3. Your Breath is Your Anchor
The breath is a natural anchor. You don’t need to deepen it, slow it down, or shape it in any way. Simply notice how inhalation and exhalation follow one another. Some practitioners count their breaths from one to ten to support focus, but this is optional.
Whenever you notice you’ve been distracted — by thoughts, sounds, sensations, or emotions — gently return to posture and breath. This returning is not a failure; it is the essence of the practice. Each return strengthens clarity, patience, and kindness toward your own mind. Over time, the breath becomes a steady companion, something you can trust to bring you back to the present moment.
4. Rest in the Stream of Reality
Once seated with attention, you let go of your ideas about zazen, the body, and concepts like nose, mouth, throat, and pain. Zazen is resting in the stream of reality itself. Thoughts, sensations, and sounds arise and pass, but you don’t need to follow them or push them away.
Gradually, the sense of “I” doing the sitting softens. The boundaries between sitter, breath, and moment become less fixed. There is only the sitting, not the sitter. This is not something you force — it reveals itself naturally when you stop trying to control the experience.
In this openness, you begin to experience life directly, without the usual filters of judgment or expectation. This is the heart of Zen practice: meeting reality as it is, moment by moment.
5. Bow in Gassho and Rise Slowly
When you finish zazen, bow in gassho. Bring your palms together in front of the heart, fingers pointing upward, and bow gently. Then rest your hands, palms up, on your thighs and slowly unfold your legs. If you want to see a clear demonstration of gasshō, you can watch this short video .

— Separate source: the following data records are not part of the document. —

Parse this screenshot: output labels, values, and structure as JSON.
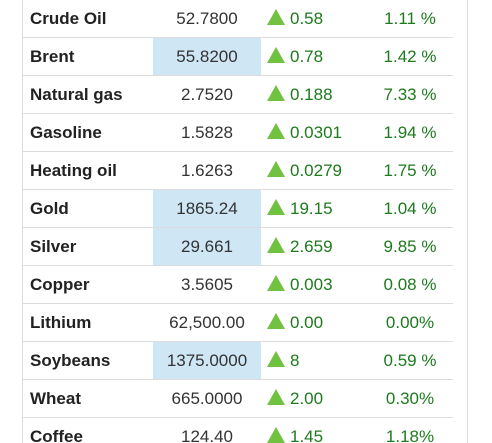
{
  "commodities": [
    {
      "name": "Crude Oil",
      "price": "52.7800",
      "change": "0.58",
      "percent": "1.11 %",
      "highlight": false
    },
    {
      "name": "Brent",
      "price": "55.8200",
      "change": "0.78",
      "percent": "1.42 %",
      "highlight": true
    },
    {
      "name": "Natural gas",
      "price": "2.7520",
      "change": "0.188",
      "percent": "7.33 %",
      "highlight": false
    },
    {
      "name": "Gasoline",
      "price": "1.5828",
      "change": "0.0301",
      "percent": "1.94 %",
      "highlight": false
    },
    {
      "name": "Heating oil",
      "price": "1.6263",
      "change": "0.0279",
      "percent": "1.75 %",
      "highlight": false
    },
    {
      "name": "Gold",
      "price": "1865.24",
      "change": "19.15",
      "percent": "1.04 %",
      "highlight": true
    },
    {
      "name": "Silver",
      "price": "29.661",
      "change": "2.659",
      "percent": "9.85 %",
      "highlight": true
    },
    {
      "name": "Copper",
      "price": "3.5605",
      "change": "0.003",
      "percent": "0.08 %",
      "highlight": false
    },
    {
      "name": "Lithium",
      "price": "62,500.00",
      "change": "0.00",
      "percent": "0.00%",
      "highlight": false
    },
    {
      "name": "Soybeans",
      "price": "1375.0000",
      "change": "8",
      "percent": "0.59 %",
      "highlight": true
    },
    {
      "name": "Wheat",
      "price": "665.0000",
      "change": "2.00",
      "percent": "0.30%",
      "highlight": false
    },
    {
      "name": "Coffee",
      "price": "124.40",
      "change": "1.45",
      "percent": "1.18%",
      "highlight": false
    }
  ],
  "icons": {
    "change_direction": "triangle-up-icon"
  },
  "colors": {
    "up_icon": "#72c241",
    "positive_text": "#1d7a1d",
    "price_highlight": "#cfe6f5",
    "row_border": "#dcdcdc"
  }
}
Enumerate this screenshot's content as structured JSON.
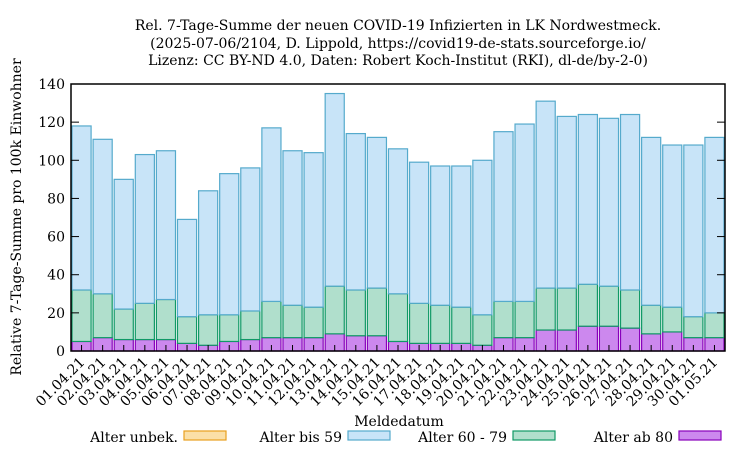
{
  "chart_data": {
    "type": "bar",
    "stacked": true,
    "title": [
      "Rel. 7-Tage-Summe der neuen COVID-19 Infizierten in LK Nordwestmeck.",
      "(2025-07-06/2104, D. Lippold, https://covid19-de-stats.sourceforge.io/",
      "Lizenz: CC BY-ND 4.0, Daten: Robert Koch-Institut (RKI), dl-de/by-2-0)"
    ],
    "xlabel": "Meldedatum",
    "ylabel": "Relative 7-Tage-Summe pro 100k Einwohner",
    "ylim": [
      0,
      140
    ],
    "yticks": [
      0,
      20,
      40,
      60,
      80,
      100,
      120,
      140
    ],
    "grid": false,
    "legend_position": "bottom",
    "categories": [
      "01.04.21",
      "02.04.21",
      "03.04.21",
      "04.04.21",
      "05.04.21",
      "06.04.21",
      "07.04.21",
      "08.04.21",
      "09.04.21",
      "10.04.21",
      "11.04.21",
      "12.04.21",
      "13.04.21",
      "14.04.21",
      "15.04.21",
      "16.04.21",
      "17.04.21",
      "18.04.21",
      "19.04.21",
      "20.04.21",
      "21.04.21",
      "22.04.21",
      "23.04.21",
      "24.04.21",
      "25.04.21",
      "26.04.21",
      "27.04.21",
      "28.04.21",
      "29.04.21",
      "30.04.21",
      "01.05.21"
    ],
    "series": [
      {
        "name": "Alter ab 80",
        "color": "#cc88ee",
        "edge": "#8800bb",
        "values": [
          5,
          7,
          6,
          6,
          6,
          4,
          3,
          5,
          6,
          7,
          7,
          7,
          9,
          8,
          8,
          5,
          4,
          4,
          4,
          3,
          7,
          7,
          11,
          11,
          13,
          13,
          12,
          9,
          10,
          7,
          7
        ]
      },
      {
        "name": "Alter 60 - 79",
        "color": "#b0dfcc",
        "edge": "#119966",
        "values": [
          27,
          23,
          16,
          19,
          21,
          14,
          16,
          14,
          15,
          19,
          17,
          16,
          25,
          24,
          25,
          25,
          21,
          20,
          19,
          16,
          19,
          19,
          22,
          22,
          22,
          21,
          20,
          15,
          13,
          11,
          13
        ]
      },
      {
        "name": "Alter bis 59",
        "color": "#c8e4f8",
        "edge": "#55aacc",
        "values": [
          86,
          81,
          68,
          78,
          78,
          51,
          65,
          74,
          75,
          91,
          81,
          81,
          101,
          82,
          79,
          76,
          74,
          73,
          74,
          81,
          89,
          93,
          98,
          90,
          89,
          88,
          92,
          88,
          85,
          90,
          92
        ]
      },
      {
        "name": "Alter unbek.",
        "color": "#fbe0a8",
        "edge": "#e8a020",
        "values": [
          0,
          0,
          0,
          0,
          0,
          0,
          0,
          0,
          0,
          0,
          0,
          0,
          0,
          0,
          0,
          0,
          0,
          0,
          0,
          0,
          0,
          0,
          0,
          0,
          0,
          0,
          0,
          0,
          0,
          0,
          0
        ]
      }
    ],
    "legend_order": [
      "Alter unbek.",
      "Alter bis 59",
      "Alter 60 - 79",
      "Alter ab 80"
    ]
  }
}
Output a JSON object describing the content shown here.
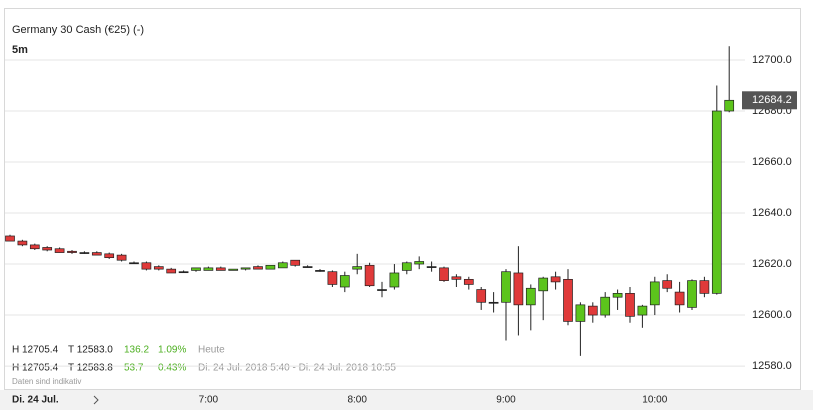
{
  "chart_data": {
    "type": "candlestick",
    "title": "Germany 30 Cash (€25) (-)",
    "subtitle": "5m",
    "date_label": "Di. 24 Jul.",
    "categories": [
      null,
      null,
      null,
      null,
      null,
      null,
      null,
      null,
      null,
      null,
      null,
      null,
      null,
      null,
      null,
      null,
      "7:00",
      null,
      null,
      null,
      null,
      null,
      null,
      null,
      null,
      null,
      null,
      null,
      "8:00",
      null,
      null,
      null,
      null,
      null,
      null,
      null,
      null,
      null,
      null,
      null,
      "9:00",
      null,
      null,
      null,
      null,
      null,
      null,
      null,
      null,
      null,
      null,
      null,
      "10:00",
      null,
      null,
      null,
      null,
      null,
      null
    ],
    "open": [
      12631,
      12629,
      12627.5,
      12626.5,
      12626,
      12625,
      12624.5,
      12624.5,
      12624,
      12623.5,
      12620.5,
      12620.5,
      12619,
      12618,
      12617,
      12617.5,
      12617.5,
      12618.5,
      12617.5,
      12618,
      12619,
      12618,
      12618.5,
      12621.5,
      12619,
      12617.5,
      12617,
      12611,
      12618,
      12619.5,
      12610,
      12611,
      12617.5,
      12620,
      12619,
      12618.5,
      12615,
      12614,
      12610,
      12605,
      12605,
      12616.5,
      12604,
      12609.5,
      12615,
      12614,
      12597.5,
      12603.5,
      12600,
      12607,
      12608.5,
      12600,
      12604,
      12613.5,
      12609,
      12603,
      12613.5,
      12608.5,
      12680
    ],
    "high": [
      12631.5,
      12629.5,
      12628,
      12627,
      12626.5,
      12625.5,
      12625,
      12625,
      12624.5,
      12624,
      12621,
      12621,
      12619.5,
      12618.5,
      12617.5,
      12618.5,
      12619,
      12619,
      12618,
      12618.5,
      12619.5,
      12619.5,
      12621,
      12621.5,
      12619.5,
      12618,
      12617.5,
      12617,
      12624,
      12620.5,
      12613,
      12620,
      12621,
      12623,
      12621,
      12619,
      12616,
      12615,
      12611,
      12609,
      12618,
      12627,
      12612,
      12615,
      12617,
      12618,
      12605,
      12605,
      12609,
      12610,
      12611,
      12604,
      12615,
      12616,
      12613,
      12614,
      12615,
      12690,
      12705.4
    ],
    "low": [
      12629,
      12627,
      12625.5,
      12625,
      12624.5,
      12624,
      12624,
      12623.5,
      12622,
      12621,
      12620.5,
      12617.5,
      12617.5,
      12616.5,
      12617,
      12617,
      12617.5,
      12617.5,
      12617.5,
      12617.5,
      12618,
      12618,
      12618.5,
      12619,
      12619,
      12617,
      12611,
      12609,
      12616,
      12611,
      12607,
      12610,
      12616,
      12618,
      12617,
      12613,
      12611,
      12610,
      12602,
      12601,
      12590,
      12592,
      12594,
      12598,
      12610,
      12596,
      12584,
      12597,
      12599,
      12602,
      12597,
      12595,
      12600,
      12609,
      12601,
      12602,
      12607,
      12608,
      12679.5
    ],
    "close": [
      12629,
      12627.5,
      12626,
      12625.5,
      12624.5,
      12624.5,
      12624.5,
      12623.5,
      12622.5,
      12621.5,
      12620.5,
      12618,
      12618,
      12616.5,
      12617,
      12618.5,
      12618.5,
      12617.5,
      12618,
      12618.5,
      12618,
      12619.5,
      12620.5,
      12619.5,
      12619,
      12617.5,
      12612,
      12615.5,
      12619,
      12611.5,
      12610,
      12616.5,
      12620.5,
      12621,
      12619,
      12613.5,
      12614,
      12612,
      12605,
      12605,
      12617,
      12604,
      12610.5,
      12614.5,
      12613,
      12597.5,
      12604,
      12600,
      12607,
      12608.5,
      12599.5,
      12603.5,
      12613,
      12610.5,
      12604,
      12613.5,
      12608.5,
      12680,
      12684.2
    ],
    "up_color": "#5cc41c",
    "down_color": "#e03a3a",
    "current_price": 12684.2,
    "ylim": [
      12571.4,
      12719.6
    ],
    "yticks": [
      {
        "value": 12580,
        "label": "12580.0"
      },
      {
        "value": 12600,
        "label": "12600.0"
      },
      {
        "value": 12620,
        "label": "12620.0"
      },
      {
        "value": 12640,
        "label": "12640.0"
      },
      {
        "value": 12660,
        "label": "12660.0"
      },
      {
        "value": 12680,
        "label": "12680.0"
      },
      {
        "value": 12700,
        "label": "12700.0"
      }
    ],
    "grid": true
  },
  "stats": {
    "rows": [
      {
        "high": "H 12705.4",
        "low": "T 12583.0",
        "change": "136.2",
        "percent": "1.09%",
        "period": "Heute"
      },
      {
        "high": "H 12705.4",
        "low": "T 12583.8",
        "change": "53.7",
        "percent": "0.43%",
        "period": "Di. 24 Jul. 2018 5:40 - Di. 24 Jul. 2018 10:55"
      }
    ],
    "note": "Daten sind indikativ"
  }
}
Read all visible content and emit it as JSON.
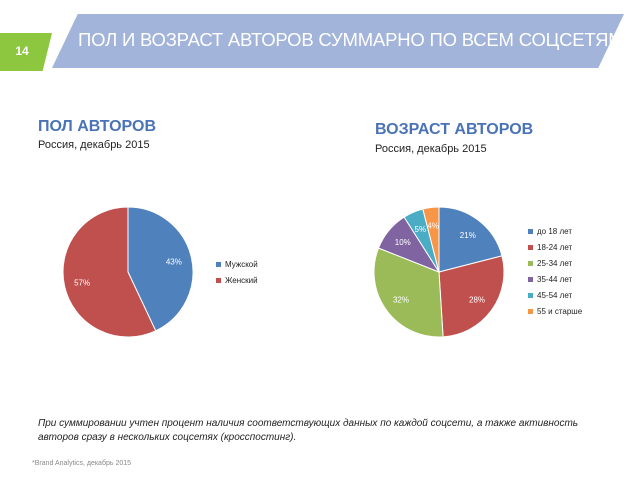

If your legs have fallen asleep, give them a light shake or tap your feet on the floor a few times. Rise slowly and calmly. The transition from sitting to standing is part of the practice. A way of carrying the same presence into movement.
6. Be Consistent
Regular practice is more important than long sessions. Sitting twice a day for ten minutes can be more transformative than an occasional hour-long meditation. Consistency allows the effects of zazen to settle into your daily life, like water slowly clearing as the sediment sinks.
7. Be Patient
Don’t get discouraged if you find it difficult at first. Some days feel calm, others restless, both are part of the path. Zazen is a practice that unfolds over time, revealing its depth gradually. What matters is simply returning, again and again, with sincerity.